There was no doubt in my mind that I would love this child.
He was a part of me. We were excited to hold him. And new babies are always fun
to snuggle with. But would he have the power to melt me with a single smile?
Would he make my heart skip a beat when his tiny fingers wrapped around mine?
Would he make each day brighter no matter how early it started?
My questions were all quickly answered the second my newborn
son was placed into my arms for the first time. He eased into our lives
seamlessly. But whatsmore, he enriched them beyond anything that we could have ever
anticipated or imagined. His ability to make me feel so needed and loved with a
simple gaze assuaged my insecurities. His sweet little face captivated me each
moment it met mine. He has truly made each day since his arrival so much
better, so much more gratifying, so much more complete.

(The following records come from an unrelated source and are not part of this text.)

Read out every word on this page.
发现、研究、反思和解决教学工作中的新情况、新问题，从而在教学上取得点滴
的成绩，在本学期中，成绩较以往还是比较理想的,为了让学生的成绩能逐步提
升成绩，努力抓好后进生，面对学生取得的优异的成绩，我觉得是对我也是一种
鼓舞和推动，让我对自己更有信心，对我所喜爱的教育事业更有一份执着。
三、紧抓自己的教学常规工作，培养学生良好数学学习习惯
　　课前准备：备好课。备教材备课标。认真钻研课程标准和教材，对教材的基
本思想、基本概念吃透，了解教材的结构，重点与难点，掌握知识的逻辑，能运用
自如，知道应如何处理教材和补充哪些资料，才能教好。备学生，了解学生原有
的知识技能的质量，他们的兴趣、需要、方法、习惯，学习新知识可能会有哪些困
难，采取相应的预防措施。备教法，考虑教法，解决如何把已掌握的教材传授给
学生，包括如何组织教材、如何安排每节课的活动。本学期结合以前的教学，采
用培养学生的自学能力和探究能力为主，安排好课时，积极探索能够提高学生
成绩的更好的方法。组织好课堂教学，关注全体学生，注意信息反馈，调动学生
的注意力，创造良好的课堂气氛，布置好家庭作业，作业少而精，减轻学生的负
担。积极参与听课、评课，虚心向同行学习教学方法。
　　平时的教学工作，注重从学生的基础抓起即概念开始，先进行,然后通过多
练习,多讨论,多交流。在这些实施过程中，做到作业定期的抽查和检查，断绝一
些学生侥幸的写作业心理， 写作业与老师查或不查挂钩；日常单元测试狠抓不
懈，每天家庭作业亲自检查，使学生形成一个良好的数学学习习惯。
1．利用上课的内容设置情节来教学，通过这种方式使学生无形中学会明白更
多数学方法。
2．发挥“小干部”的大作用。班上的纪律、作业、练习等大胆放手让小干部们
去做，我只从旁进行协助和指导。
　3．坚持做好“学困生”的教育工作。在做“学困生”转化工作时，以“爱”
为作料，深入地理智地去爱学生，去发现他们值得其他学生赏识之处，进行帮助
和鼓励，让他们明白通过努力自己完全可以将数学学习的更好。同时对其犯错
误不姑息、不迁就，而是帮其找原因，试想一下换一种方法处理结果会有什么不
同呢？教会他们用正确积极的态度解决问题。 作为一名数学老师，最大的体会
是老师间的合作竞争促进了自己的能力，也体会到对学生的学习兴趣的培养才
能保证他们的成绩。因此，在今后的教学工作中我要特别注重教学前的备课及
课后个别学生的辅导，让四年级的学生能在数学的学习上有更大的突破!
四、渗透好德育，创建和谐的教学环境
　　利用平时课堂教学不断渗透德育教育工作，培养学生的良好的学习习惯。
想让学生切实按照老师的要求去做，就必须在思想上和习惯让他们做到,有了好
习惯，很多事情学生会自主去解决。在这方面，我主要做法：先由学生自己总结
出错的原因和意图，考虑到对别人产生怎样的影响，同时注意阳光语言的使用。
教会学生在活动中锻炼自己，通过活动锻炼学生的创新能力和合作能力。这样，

Tonight I held my, now, 6-month-old baby in my arms,
reflecting upon our day. It was mundane in nature. Some errands here, some
housework there, punctuated by shared meals, naps, and hours of play. As he
drifted off to sleep, his eyes closed tightly, his lips puckered in a peaceful
grin, his body draped across my arms weighted heavily by relaxation and trust,
I couldn’t help but revel in how beautiful that moment was, how beautiful my
little boy was, how beautiful my life was because of he and his brother.